На него привычно и приятно дохнуло знакомыми запахами. Не притворив за собой дверь, чтобы видно было получше, он пошел через кузню и шорную прямо в стойло к лошадям. Радостный стрекот наполнил конюшню. В отличие от убогой избы и двора Перхуши конюшня его была образцовой, новой, чистой, опрятной, что сразу показывало главную страсть хозяина. Конюшня делилась пополам: сразу от двери начинались кузница и шорная, стоял верстак, на нем небольшая наковальня, здесь же крохотная печка размером с самовар, с мехами, изготовленными из пасечного дымаря, с инструментом, аккуратно разложенном на верстаке: ножи, молоточки, щипчики, буравчики, рашпили и банка с лошадиной мазью с кисточкой внутри. Посередине верстака стояла глиняная чашка, полная крошечных, с копейку, подков. Рядом – другая чашка, с кучей маленьких гвоздей для этих подков. На стене рядами висели маленькие хомутики, напоминающие сушеные грибы. Над верстаком висела большая керосиновая лампа.

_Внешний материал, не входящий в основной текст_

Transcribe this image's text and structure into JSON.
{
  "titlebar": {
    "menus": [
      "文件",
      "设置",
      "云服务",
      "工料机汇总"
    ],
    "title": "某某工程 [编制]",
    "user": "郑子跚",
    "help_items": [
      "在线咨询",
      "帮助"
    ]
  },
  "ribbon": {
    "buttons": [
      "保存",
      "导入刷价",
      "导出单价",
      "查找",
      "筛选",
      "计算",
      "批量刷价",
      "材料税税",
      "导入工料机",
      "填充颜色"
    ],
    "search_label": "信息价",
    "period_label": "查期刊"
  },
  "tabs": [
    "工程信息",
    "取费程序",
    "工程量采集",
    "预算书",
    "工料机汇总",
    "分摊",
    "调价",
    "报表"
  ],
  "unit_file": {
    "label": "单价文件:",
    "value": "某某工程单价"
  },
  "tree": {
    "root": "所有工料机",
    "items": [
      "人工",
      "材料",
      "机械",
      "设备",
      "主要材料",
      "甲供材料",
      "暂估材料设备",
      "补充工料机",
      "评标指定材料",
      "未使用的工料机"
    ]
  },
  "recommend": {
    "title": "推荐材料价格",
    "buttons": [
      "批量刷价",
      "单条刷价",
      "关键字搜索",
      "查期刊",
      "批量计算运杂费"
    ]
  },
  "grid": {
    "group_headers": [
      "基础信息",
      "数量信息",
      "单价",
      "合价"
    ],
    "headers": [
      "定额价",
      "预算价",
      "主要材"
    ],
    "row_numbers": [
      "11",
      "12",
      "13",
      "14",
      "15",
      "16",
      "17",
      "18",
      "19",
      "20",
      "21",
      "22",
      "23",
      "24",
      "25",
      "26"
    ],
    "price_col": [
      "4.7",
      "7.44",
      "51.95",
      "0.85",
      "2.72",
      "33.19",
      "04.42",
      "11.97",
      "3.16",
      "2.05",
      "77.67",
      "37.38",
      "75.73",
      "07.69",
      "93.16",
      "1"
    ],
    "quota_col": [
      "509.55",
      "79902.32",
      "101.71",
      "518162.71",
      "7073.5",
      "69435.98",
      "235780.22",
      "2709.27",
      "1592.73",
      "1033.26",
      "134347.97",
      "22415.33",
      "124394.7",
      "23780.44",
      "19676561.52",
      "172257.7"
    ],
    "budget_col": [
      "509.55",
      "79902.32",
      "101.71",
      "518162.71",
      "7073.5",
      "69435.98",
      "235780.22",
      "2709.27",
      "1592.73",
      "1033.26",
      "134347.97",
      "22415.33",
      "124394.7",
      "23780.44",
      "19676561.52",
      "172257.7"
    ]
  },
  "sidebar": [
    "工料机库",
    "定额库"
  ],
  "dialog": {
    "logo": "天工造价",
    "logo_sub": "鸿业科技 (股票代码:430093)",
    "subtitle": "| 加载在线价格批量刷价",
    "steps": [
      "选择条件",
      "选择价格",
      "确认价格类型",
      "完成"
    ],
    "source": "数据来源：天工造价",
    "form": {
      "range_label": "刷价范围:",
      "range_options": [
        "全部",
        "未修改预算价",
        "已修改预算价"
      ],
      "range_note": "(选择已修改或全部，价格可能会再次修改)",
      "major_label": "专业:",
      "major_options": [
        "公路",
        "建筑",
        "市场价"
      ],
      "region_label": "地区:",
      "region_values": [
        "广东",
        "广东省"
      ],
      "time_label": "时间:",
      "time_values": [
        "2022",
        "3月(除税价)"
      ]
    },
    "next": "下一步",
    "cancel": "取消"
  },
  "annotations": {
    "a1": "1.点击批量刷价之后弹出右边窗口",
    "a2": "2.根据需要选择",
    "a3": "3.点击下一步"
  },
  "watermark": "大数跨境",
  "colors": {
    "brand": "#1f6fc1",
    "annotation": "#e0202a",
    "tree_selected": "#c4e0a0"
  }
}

За кузней и шорной в большой плетухе был сеновал с мелкоизрубленным клевером, рядом поднималась загородка, а за ней – лошадиные стойла. Улыбающийся Перхуша наклонился через загородку, и снизу раздалось многоголосое, переливчатое ржание пятидесяти малых лошадей. Все они стояли по своим стойлам, кто в парных, кто впятером, кто по трое. В каждом стойле имелись по два корыта-комяги – для воды и для корма. В комягах для корма белели остатки овсяной крупы, насыпанной лошадям Перхушей в пять утра.

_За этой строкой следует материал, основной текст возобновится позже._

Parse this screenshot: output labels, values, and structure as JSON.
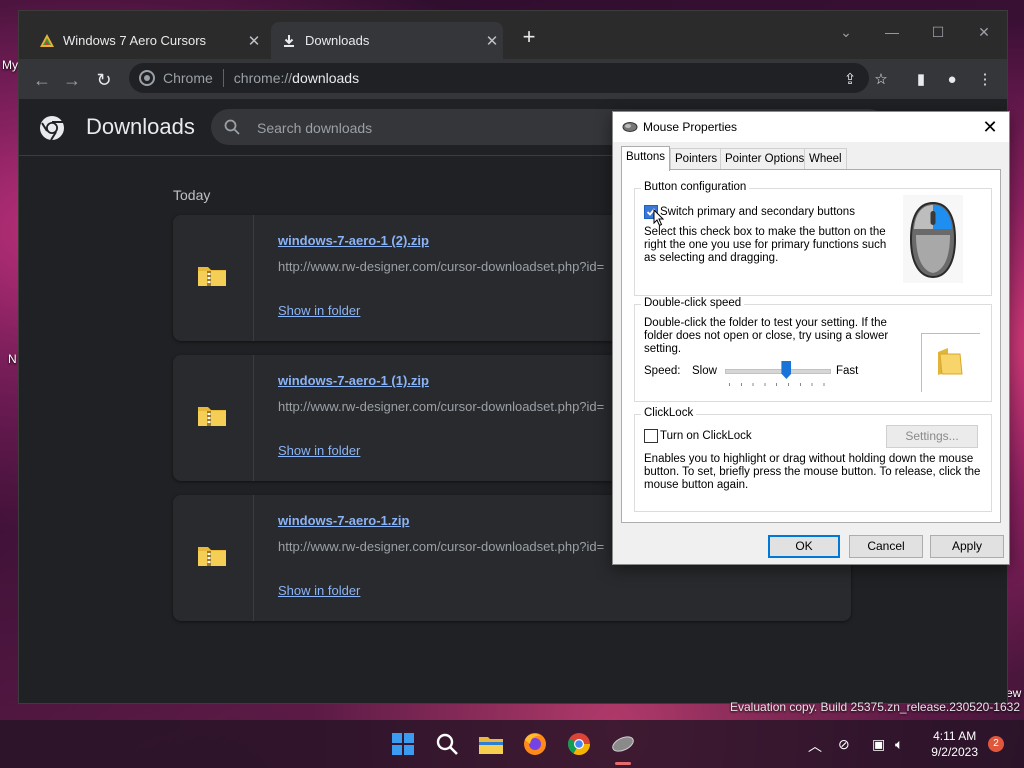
{
  "desktop": {
    "labels": [
      "My",
      "N",
      "ew"
    ]
  },
  "browser": {
    "tabs": [
      {
        "title": "Windows 7 Aero Cursors",
        "active": false
      },
      {
        "title": "Downloads",
        "active": true
      }
    ],
    "new_tab": "+",
    "omnibox": {
      "chip": "Chrome",
      "url_prefix": "chrome://",
      "url_host": "downloads"
    }
  },
  "downloads": {
    "title": "Downloads",
    "search_placeholder": "Search downloads",
    "section": "Today",
    "items": [
      {
        "name": "windows-7-aero-1 (2).zip",
        "url": "http://www.rw-designer.com/cursor-downloadset.php?id=",
        "action": "Show in folder"
      },
      {
        "name": "windows-7-aero-1 (1).zip",
        "url": "http://www.rw-designer.com/cursor-downloadset.php?id=",
        "action": "Show in folder"
      },
      {
        "name": "windows-7-aero-1.zip",
        "url": "http://www.rw-designer.com/cursor-downloadset.php?id=",
        "action": "Show in folder"
      }
    ]
  },
  "dialog": {
    "title": "Mouse Properties",
    "tabs": [
      "Buttons",
      "Pointers",
      "Pointer Options",
      "Wheel"
    ],
    "button_config": {
      "legend": "Button configuration",
      "checkbox_label": "Switch primary and secondary buttons",
      "checked": true,
      "description_lines": [
        "Select this check box to make the button on the",
        "right the one you use for primary functions such",
        "as selecting and dragging."
      ]
    },
    "double_click": {
      "legend": "Double-click speed",
      "description_lines": [
        "Double-click the folder to test your setting. If the",
        "folder does not open or close, try using a slower",
        "setting."
      ],
      "speed_label": "Speed:",
      "slow": "Slow",
      "fast": "Fast",
      "speed_value": 0.6
    },
    "clicklock": {
      "legend": "ClickLock",
      "checkbox_label": "Turn on ClickLock",
      "checked": false,
      "settings_button": "Settings...",
      "description_lines": [
        "Enables you to highlight or drag without holding down the mouse",
        "button. To set, briefly press the mouse button. To release, click the",
        "mouse button again."
      ]
    },
    "buttons": {
      "ok": "OK",
      "cancel": "Cancel",
      "apply": "Apply"
    }
  },
  "taskbar": {
    "time": "4:11 AM",
    "date": "9/2/2023",
    "notifications": "2",
    "watermark": "Evaluation copy. Build 25375.zn_release.230520-1632"
  },
  "colors": {
    "accent": "#8ab4f8",
    "dialog_accent": "#0078d7",
    "browser_bg": "#202124"
  }
}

– Ну что, засади вас, прокотимся? – спросил Перхуша своих лошадей, и они заржали еще громче.
Те, что помоложе, встали на дыбы, взбрыкнув передними ногами, коренные и степные фыркали, трясли и кивали головами. Перхуша опустил вниз свою большую грубую руку, другой же придерживал хлебный ломоть и стал трогать лошадей. Он касался их пальцами, трогал за спины, гладил по гривам, а они ржали, задирая кверху мордочки, играючи покусывали его руку маленькими зубами, тыкались в пальцы теплыми ноздрями. Каждая из лошадей была не более куропатки. Каждую лошадь он знал и мог рассказать, как и откуда она оказалась у него в стойле, какова ее история, какая она в деле, кто ее родители, каковы ее наклонности и характер. Костяк Перхушиного табуна составляли саврасые широкогрудые жеребцы с короткими, темно-рыжими хвостами, их было более половины, за ними шли каурки, караковые, восемь гнедых, четверо сивых, двое серых в яблоках и двое чалых – один вороно-чалый, другой рыже-чалый.